Dalam pasal 1457 KUHPerdata disebutkan
bahwa jual-beli adalah suatu persetujuan dengan mana pihak yang satu
mengikatkan dirinya untuk menyerahkan suatu kebendaan,dan pihak yang satu lain
untuk membayar harga yang telah dijanjikan.
Jadi
pengertian jual-beli menurut KUHPerdata adalah suatu perjanjian bertimbal balik
dalam mana pihak yang satu (penjual) berjanji untuk menyerahkan hak milik atas
suatu barang, sedang pihak yang lainnya (pembeli) untuk membayar harga yang
terdiri atas sejumlah uang sebagai imbalan dari perolehan hak milik tersebut
(Subekti, 1995: 1)
Perjanjian
jual-beli dalam KUHPerdata menentukan bahwa obyek perjanjian harus tertentu,
atau setidaknya dapat ditentukan wujud dan jumlahnya pada saat akan diserahkan
hak milik atas atas barang tersebut kepada pembeli.
Sementara
itu, KUHPerdata mengenal tiga macam barang yaitu barang bergerak, barang tidak
bergerak (barang tetap), dan barang tidak berwujud seperti piutang, penagihan,
atau claim.
Ketentuan CISG tidak memberikan
definisi khusus mengenai perjanjian jual-beli barang internasional.

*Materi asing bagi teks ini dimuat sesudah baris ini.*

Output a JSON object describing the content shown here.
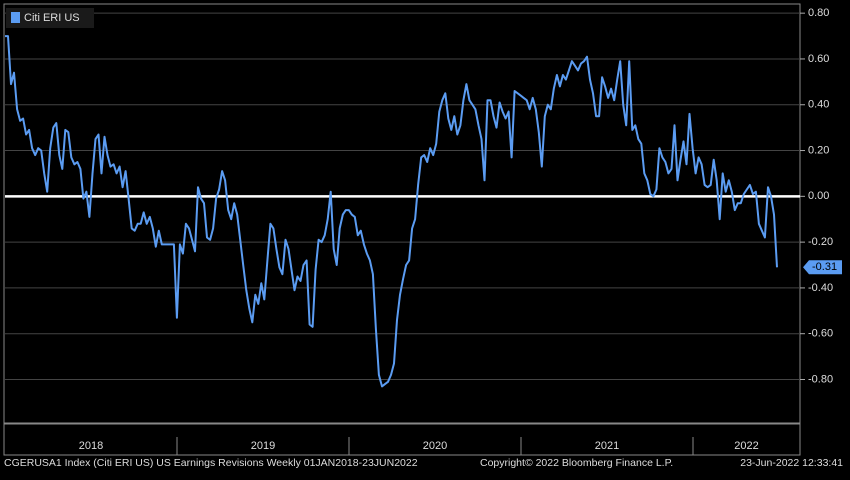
{
  "chart_data": {
    "type": "line",
    "series": [
      {
        "name": "Citi ERI US",
        "color": "#5b9cf2",
        "values": [
          0.7,
          0.7,
          0.49,
          0.54,
          0.38,
          0.33,
          0.34,
          0.27,
          0.29,
          0.21,
          0.18,
          0.21,
          0.2,
          0.1,
          0.02,
          0.21,
          0.3,
          0.32,
          0.18,
          0.12,
          0.29,
          0.28,
          0.17,
          0.14,
          0.15,
          0.12,
          -0.01,
          0.02,
          -0.09,
          0.1,
          0.25,
          0.27,
          0.1,
          0.26,
          0.18,
          0.13,
          0.14,
          0.1,
          0.13,
          0.04,
          0.11,
          -0.01,
          -0.14,
          -0.15,
          -0.12,
          -0.12,
          -0.07,
          -0.12,
          -0.09,
          -0.14,
          -0.22,
          -0.15,
          -0.21,
          -0.21,
          -0.21,
          -0.21,
          -0.21,
          -0.53,
          -0.21,
          -0.25,
          -0.12,
          -0.14,
          -0.19,
          -0.24,
          0.04,
          -0.01,
          -0.03,
          -0.18,
          -0.19,
          -0.14,
          -0.01,
          0.03,
          0.11,
          0.07,
          -0.06,
          -0.1,
          -0.03,
          -0.08,
          -0.19,
          -0.3,
          -0.41,
          -0.49,
          -0.55,
          -0.43,
          -0.47,
          -0.38,
          -0.45,
          -0.28,
          -0.12,
          -0.14,
          -0.23,
          -0.31,
          -0.34,
          -0.19,
          -0.23,
          -0.32,
          -0.41,
          -0.35,
          -0.37,
          -0.3,
          -0.28,
          -0.56,
          -0.57,
          -0.32,
          -0.19,
          -0.2,
          -0.17,
          -0.1,
          0.02,
          -0.23,
          -0.3,
          -0.14,
          -0.08,
          -0.06,
          -0.06,
          -0.08,
          -0.09,
          -0.17,
          -0.15,
          -0.21,
          -0.25,
          -0.28,
          -0.34,
          -0.58,
          -0.78,
          -0.83,
          -0.82,
          -0.81,
          -0.78,
          -0.73,
          -0.54,
          -0.43,
          -0.36,
          -0.3,
          -0.28,
          -0.14,
          -0.1,
          0.05,
          0.17,
          0.18,
          0.15,
          0.21,
          0.18,
          0.23,
          0.37,
          0.42,
          0.45,
          0.34,
          0.29,
          0.35,
          0.27,
          0.31,
          0.42,
          0.49,
          0.42,
          0.4,
          0.38,
          0.31,
          0.25,
          0.07,
          0.42,
          0.42,
          0.35,
          0.3,
          0.41,
          0.37,
          0.34,
          0.37,
          0.17,
          0.46,
          0.45,
          0.44,
          0.43,
          0.42,
          0.38,
          0.43,
          0.38,
          0.28,
          0.13,
          0.35,
          0.4,
          0.38,
          0.47,
          0.53,
          0.48,
          0.53,
          0.51,
          0.55,
          0.59,
          0.57,
          0.55,
          0.58,
          0.59,
          0.61,
          0.51,
          0.45,
          0.35,
          0.35,
          0.52,
          0.48,
          0.43,
          0.47,
          0.42,
          0.51,
          0.59,
          0.4,
          0.31,
          0.59,
          0.29,
          0.31,
          0.25,
          0.23,
          0.1,
          0.07,
          0.01,
          0,
          0.03,
          0.21,
          0.17,
          0.15,
          0.1,
          0.12,
          0.31,
          0.07,
          0.16,
          0.24,
          0.14,
          0.36,
          0.21,
          0.1,
          0.17,
          0.14,
          0.05,
          0.04,
          0.05,
          0.16,
          0.07,
          -0.1,
          0.1,
          0.02,
          0.07,
          0.02,
          -0.06,
          -0.03,
          -0.03,
          0.01,
          0.03,
          0.05,
          0.01,
          0.02,
          -0.12,
          -0.15,
          -0.18,
          0.04,
          0,
          -0.08,
          -0.31
        ]
      }
    ],
    "last_label": "-0.31",
    "x_labels": [
      "2018",
      "2019",
      "2020",
      "2021",
      "2022"
    ],
    "ylim": [
      -0.99,
      0.84
    ],
    "yticks": [
      {
        "value": 0.8,
        "label": "0.80"
      },
      {
        "value": 0.6,
        "label": "0.60"
      },
      {
        "value": 0.4,
        "label": "0.40"
      },
      {
        "value": 0.2,
        "label": "0.20"
      },
      {
        "value": 0,
        "label": "0.00"
      },
      {
        "value": -0.2,
        "label": "-0.20"
      },
      {
        "value": -0.4,
        "label": "-0.40"
      },
      {
        "value": -0.6,
        "label": "-0.60"
      },
      {
        "value": -0.8,
        "label": "-0.80"
      }
    ],
    "grid": true,
    "zero_line": true,
    "legend": "upper left",
    "footer": {
      "description": "CGERUSA1 Index (Citi ERI US) US Earnings Revisions  Weekly 01JAN2018-23JUN2022",
      "copyright": "Copyright© 2022 Bloomberg Finance L.P.",
      "timestamp": "23-Jun-2022 12:33:41"
    }
  }
}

Pasal 1
CISG hanya memberikan batasan lingkup penerapan dari ketentuan CISG tersebut.
Untuk
menentukan pengertian perjanjian internasional, akan dikutip doktrin yang
dikemukakan Martin Wolff (dalam Hamzah Rasyid, 1988: 111) bahwa contract is
means an agreement between two or more parties which in accordinance with their
intention, imposes a duty on at least one them, the promisor and creates for
the promises a right to clain fulfillment of promises.
Sedangkan pengertian perjanjian
internasional menurut Sidharta Gautama dalam Hamzah Rasyid (1998: 112) adalah
perjanjian-perjanjian yang mempunyai suatu foreign element.

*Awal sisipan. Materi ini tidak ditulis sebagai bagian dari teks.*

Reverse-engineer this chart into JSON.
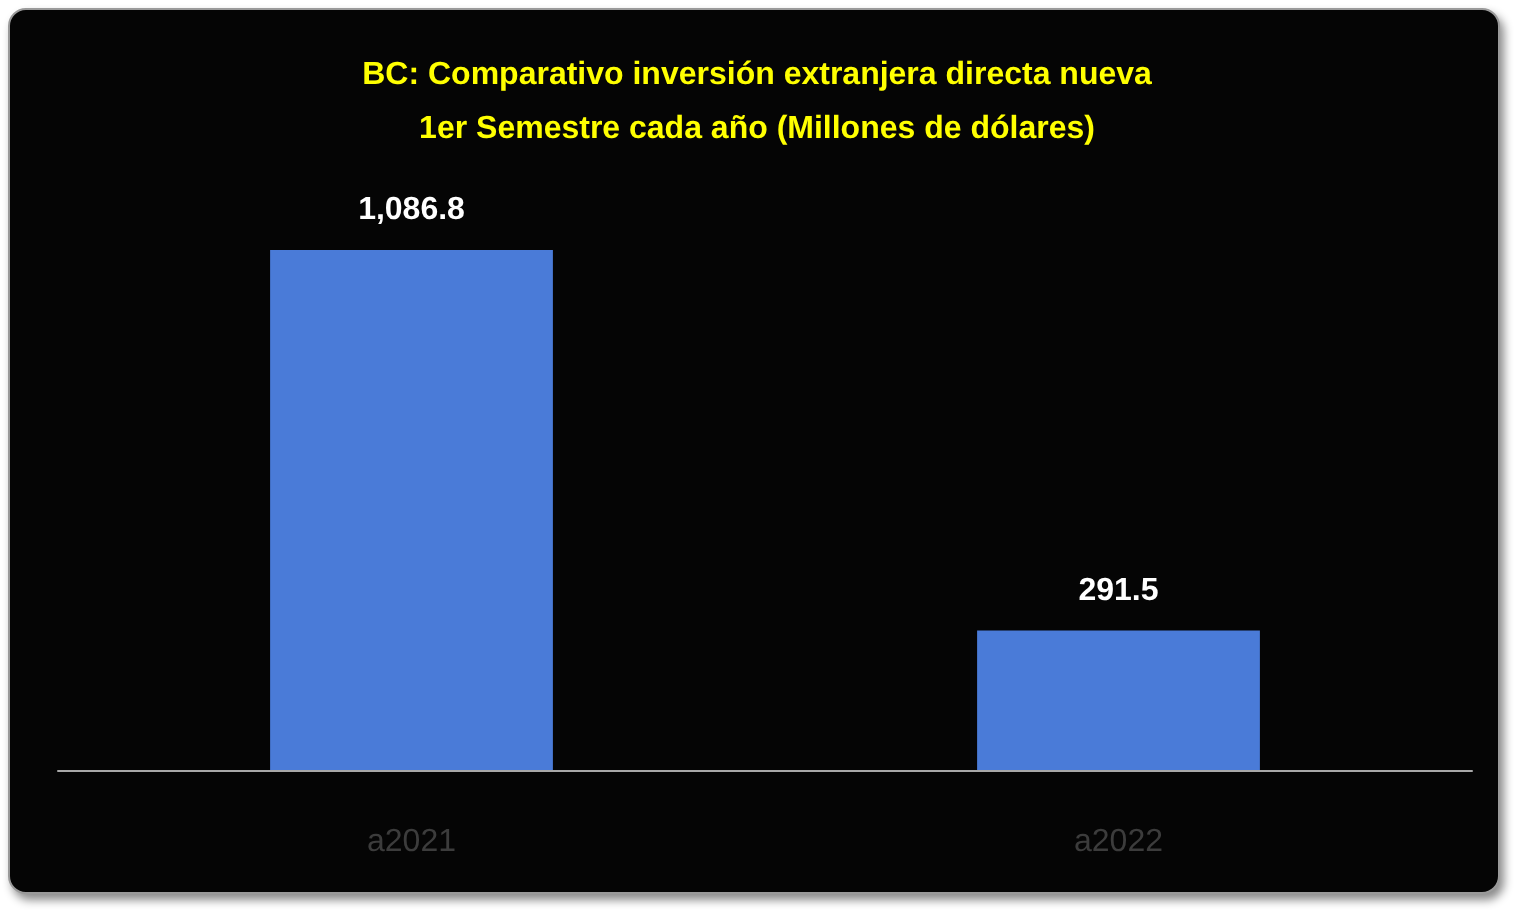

Pasal 1 CISG menyebutkan bahwa:
a.
Konvensi
CISG akan berlaku terhadap kontrak jual-beli barang antara para pihak yang
tempat usahanya berada di Negara yang berlainan:
-
Bilamana
negara-negara tersebut adalah negara-negara peserta konvensi CISG.
-
Bilamana
peraturan hukum perdata international menyebabkan berlakunya hukum dari suatu
negara peserta.
b.
Fakta
bahwa para pihak mempunyai tempat usaha di negara-negara yang berbeda akan
diabaikan bilamana ini tidak dinyatakan baik dalam kontrak maupun dalam
transaksi apapun antara, atau dari dari keterangan yang diungkapkan oleh para
pihak tersebut setiap saat sebelum atau pada saat penyelesaian kontrak
tersebut.
c.
Baik
kebangsaan para pihak tersebut, maupun sifat perdata atau perdagangan dari para
pihak ataupun dari kontrak tidak akan dipertimbangkan dalam menentukan
berlakunya konvensi.
Dari
rumusan pasal 1 CISG dapat dilihat bahwa perjanjian yang dimaksud harus
memiliki karakter internasional sebagaimana kriteria dalam pasal1 ayat 1 CISG.
Mengenai
barang, CISG juga tidak mendefinisikan secara langsung tetapi memberi batasan
tentang barang yang dikecualikan oleh CISG.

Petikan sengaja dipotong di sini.